という下心も、多少ありました。”60分で名著快読”のフレーズもむなしく、読むのに半年くらいかかってしまいましたが、積年のもやもや感が晴れたすっきり感と、君主というものに対する自分の考え方に少なからず影響を受けたような気がしました。とても面白く読むことができました。
本を読んで得た気づき
イタリアとマキアヴェッリに対する誤解
私は、世界史に疎いこともあり、生まれてから世界地図のイタリアという箇所はイタリアであるという教育を受けてきましたので、イタリアは19世紀に至るまで統一的な国家が形成されていなかったという事実に驚きました。例えは妙かもしれませんが、日本でいう戦国時代のような状態がかなり最近まで続いていたということです。そんな状況だったからこそ、君主論は生まれたといえるのかもしれません。

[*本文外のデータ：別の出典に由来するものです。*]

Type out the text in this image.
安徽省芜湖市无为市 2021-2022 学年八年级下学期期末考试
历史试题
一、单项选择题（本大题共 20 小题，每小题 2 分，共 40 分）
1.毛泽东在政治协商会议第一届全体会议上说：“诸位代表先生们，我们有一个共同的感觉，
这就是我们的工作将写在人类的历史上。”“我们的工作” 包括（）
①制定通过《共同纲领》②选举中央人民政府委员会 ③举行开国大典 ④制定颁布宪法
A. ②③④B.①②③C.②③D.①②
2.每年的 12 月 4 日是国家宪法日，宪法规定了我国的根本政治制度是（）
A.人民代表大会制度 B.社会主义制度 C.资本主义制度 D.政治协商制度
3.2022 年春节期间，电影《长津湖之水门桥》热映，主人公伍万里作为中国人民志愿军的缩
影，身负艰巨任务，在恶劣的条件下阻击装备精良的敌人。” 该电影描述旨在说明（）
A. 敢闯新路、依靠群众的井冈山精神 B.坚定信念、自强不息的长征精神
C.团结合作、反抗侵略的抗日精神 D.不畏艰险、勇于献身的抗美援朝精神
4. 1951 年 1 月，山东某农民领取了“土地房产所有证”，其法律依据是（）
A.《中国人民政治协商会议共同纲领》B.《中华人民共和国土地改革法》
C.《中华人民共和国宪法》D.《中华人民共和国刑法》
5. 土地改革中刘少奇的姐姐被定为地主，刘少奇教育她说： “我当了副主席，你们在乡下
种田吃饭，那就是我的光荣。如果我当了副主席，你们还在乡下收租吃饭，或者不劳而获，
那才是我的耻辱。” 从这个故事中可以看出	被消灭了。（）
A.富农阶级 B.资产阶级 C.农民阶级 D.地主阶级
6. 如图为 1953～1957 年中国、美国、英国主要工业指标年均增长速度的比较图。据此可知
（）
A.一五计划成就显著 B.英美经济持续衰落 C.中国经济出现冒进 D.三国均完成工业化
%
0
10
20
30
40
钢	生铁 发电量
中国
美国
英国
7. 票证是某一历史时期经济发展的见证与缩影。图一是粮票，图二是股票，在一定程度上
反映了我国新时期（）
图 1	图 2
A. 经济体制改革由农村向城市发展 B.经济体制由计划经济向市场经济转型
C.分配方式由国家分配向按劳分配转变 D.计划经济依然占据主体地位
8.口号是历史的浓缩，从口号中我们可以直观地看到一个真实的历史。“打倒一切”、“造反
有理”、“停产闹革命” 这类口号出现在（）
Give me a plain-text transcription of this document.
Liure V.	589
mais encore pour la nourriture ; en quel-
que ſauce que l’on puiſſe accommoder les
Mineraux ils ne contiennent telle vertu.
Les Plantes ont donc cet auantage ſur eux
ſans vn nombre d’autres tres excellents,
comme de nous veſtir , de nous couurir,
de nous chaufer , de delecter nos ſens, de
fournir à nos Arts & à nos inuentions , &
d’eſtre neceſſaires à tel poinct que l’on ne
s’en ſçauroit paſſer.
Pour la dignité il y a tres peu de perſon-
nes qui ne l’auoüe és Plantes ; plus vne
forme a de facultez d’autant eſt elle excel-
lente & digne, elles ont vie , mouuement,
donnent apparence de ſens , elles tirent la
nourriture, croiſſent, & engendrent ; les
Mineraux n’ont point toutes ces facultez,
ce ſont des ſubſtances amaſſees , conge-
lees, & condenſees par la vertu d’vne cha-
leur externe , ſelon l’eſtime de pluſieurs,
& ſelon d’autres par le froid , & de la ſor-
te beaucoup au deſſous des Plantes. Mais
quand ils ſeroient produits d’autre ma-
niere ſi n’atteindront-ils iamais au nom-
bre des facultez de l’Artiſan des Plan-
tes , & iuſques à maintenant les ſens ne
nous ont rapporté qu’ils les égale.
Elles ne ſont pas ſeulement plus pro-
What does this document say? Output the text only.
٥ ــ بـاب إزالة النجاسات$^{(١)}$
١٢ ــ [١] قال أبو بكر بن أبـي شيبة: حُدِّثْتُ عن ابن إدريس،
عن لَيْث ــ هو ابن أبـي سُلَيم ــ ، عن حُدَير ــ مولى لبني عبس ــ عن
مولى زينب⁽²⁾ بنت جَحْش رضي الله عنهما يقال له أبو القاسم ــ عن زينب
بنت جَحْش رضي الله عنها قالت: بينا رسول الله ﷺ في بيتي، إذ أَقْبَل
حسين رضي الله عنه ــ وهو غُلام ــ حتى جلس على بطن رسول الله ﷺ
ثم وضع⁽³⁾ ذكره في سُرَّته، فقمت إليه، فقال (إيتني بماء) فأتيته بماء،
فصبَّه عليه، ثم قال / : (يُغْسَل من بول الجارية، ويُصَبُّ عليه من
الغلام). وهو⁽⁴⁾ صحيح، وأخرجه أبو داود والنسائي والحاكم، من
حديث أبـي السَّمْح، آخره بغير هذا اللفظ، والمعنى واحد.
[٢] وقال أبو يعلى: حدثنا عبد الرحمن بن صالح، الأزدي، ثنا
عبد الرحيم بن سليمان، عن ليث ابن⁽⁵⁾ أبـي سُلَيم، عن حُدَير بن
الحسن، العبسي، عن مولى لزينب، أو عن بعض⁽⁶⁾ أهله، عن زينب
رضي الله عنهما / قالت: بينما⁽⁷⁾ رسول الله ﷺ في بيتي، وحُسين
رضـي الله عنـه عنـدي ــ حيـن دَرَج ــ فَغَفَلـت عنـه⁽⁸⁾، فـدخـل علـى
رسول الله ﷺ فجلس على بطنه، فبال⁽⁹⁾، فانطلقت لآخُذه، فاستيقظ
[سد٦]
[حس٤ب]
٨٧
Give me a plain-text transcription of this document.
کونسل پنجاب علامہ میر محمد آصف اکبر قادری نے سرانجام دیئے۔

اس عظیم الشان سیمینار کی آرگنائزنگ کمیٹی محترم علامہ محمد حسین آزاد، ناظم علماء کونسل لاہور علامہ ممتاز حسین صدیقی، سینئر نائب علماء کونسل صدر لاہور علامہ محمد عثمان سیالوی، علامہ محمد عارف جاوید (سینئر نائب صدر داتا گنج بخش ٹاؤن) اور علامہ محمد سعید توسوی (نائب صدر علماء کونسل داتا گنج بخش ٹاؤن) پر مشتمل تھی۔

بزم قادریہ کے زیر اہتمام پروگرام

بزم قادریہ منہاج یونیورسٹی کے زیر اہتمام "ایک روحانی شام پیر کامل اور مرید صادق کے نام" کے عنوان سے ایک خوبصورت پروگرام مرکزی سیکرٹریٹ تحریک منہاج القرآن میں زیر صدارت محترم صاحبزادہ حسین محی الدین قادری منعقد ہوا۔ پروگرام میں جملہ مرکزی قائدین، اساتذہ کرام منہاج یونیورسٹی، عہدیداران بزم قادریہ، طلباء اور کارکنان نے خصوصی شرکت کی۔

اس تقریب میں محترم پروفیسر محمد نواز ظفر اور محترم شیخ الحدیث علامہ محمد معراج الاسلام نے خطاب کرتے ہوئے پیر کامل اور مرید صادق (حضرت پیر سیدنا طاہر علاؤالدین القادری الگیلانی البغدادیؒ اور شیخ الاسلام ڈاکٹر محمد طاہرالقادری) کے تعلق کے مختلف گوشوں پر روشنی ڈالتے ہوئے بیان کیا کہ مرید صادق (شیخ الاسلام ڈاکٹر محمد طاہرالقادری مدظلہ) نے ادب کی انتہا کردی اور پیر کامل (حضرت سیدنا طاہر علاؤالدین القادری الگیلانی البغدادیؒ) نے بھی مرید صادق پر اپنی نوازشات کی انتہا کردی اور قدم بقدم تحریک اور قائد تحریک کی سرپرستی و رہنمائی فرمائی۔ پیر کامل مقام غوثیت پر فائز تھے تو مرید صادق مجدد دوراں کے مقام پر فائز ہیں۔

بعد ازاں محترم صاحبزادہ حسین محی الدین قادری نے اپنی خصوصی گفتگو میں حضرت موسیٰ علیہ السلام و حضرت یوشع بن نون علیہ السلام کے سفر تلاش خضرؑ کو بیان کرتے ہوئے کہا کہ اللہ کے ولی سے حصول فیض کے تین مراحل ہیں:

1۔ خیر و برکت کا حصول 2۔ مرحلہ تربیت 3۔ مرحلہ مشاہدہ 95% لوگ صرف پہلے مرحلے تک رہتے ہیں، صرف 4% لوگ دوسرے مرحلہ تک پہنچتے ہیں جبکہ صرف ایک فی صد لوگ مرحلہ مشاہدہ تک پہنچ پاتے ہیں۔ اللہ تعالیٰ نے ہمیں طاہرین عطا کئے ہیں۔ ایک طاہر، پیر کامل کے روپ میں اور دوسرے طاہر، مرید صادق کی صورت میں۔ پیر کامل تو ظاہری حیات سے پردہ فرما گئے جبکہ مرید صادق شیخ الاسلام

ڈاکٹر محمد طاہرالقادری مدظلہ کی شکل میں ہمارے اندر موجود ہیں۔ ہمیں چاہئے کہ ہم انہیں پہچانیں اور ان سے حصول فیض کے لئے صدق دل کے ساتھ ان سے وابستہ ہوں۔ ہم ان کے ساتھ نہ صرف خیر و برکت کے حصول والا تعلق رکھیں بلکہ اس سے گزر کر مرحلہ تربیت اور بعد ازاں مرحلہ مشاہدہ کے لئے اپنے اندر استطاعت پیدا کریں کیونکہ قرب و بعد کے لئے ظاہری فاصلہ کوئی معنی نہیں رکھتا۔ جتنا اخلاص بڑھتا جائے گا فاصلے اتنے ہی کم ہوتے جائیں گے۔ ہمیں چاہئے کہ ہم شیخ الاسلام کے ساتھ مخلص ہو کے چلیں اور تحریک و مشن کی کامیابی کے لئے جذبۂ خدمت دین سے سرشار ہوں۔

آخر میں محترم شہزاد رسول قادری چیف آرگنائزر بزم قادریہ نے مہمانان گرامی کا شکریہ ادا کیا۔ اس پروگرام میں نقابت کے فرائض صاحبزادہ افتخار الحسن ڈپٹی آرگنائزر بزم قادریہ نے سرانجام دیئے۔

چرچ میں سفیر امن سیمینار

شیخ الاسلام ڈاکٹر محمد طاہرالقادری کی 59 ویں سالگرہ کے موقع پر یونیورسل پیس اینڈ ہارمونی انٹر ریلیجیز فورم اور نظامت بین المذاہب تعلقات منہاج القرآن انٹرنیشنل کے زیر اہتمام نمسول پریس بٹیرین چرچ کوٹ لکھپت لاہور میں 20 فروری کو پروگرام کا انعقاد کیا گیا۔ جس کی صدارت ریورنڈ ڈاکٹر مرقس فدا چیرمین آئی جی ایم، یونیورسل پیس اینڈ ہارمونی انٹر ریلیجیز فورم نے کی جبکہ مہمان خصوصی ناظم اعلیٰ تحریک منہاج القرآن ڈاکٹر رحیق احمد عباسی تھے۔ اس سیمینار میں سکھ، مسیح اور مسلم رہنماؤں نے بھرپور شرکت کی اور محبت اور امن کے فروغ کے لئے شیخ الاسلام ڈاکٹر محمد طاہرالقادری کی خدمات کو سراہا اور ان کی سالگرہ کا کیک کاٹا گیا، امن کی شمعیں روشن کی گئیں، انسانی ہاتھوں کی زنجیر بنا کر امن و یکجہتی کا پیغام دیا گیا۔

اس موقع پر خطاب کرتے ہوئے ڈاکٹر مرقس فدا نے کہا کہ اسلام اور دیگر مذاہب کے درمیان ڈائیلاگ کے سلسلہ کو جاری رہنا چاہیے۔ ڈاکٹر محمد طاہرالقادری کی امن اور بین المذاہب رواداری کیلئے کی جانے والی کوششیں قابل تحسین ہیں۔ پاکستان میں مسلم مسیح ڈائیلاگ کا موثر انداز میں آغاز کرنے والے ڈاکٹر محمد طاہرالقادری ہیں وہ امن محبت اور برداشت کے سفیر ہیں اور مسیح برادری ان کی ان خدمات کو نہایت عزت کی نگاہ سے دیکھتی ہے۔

権謀術数=マキアヴェッリズムともいわれるくらいなので、マキアヴェッリ=軍師や参謀といった、国家のなかで軍事戦略を研究する研究家であると勝手に想像していましたが、実際は違いました。マキアヴェッリは、優秀さを買われてフィレンツェの書記官としてキャリアをスタートするも、政変等に巻き込まれ、国家の役職を追われ隠遁生活を余儀なくされます。著者も君主論は、就活のようなものと述べていますが、この時期のマキアヴェッリは、君主論以外にも様々な著作、ときには戯曲も著したりなど、多才を発揮しています。
マキアヴェッリは、君主論のなかで、国家は大きく、共和制と君主制に分けられ、君主論の中では君主制について述べると書かれています。一方共和制についてはローマ史で述べるということで、実際はマキアヴェッリはあくまで君主制を押していたわけではなく、客観的に、君主制ならば、こうすべき。共和制ならばこうすべきと述べたかっただけだということがわかります。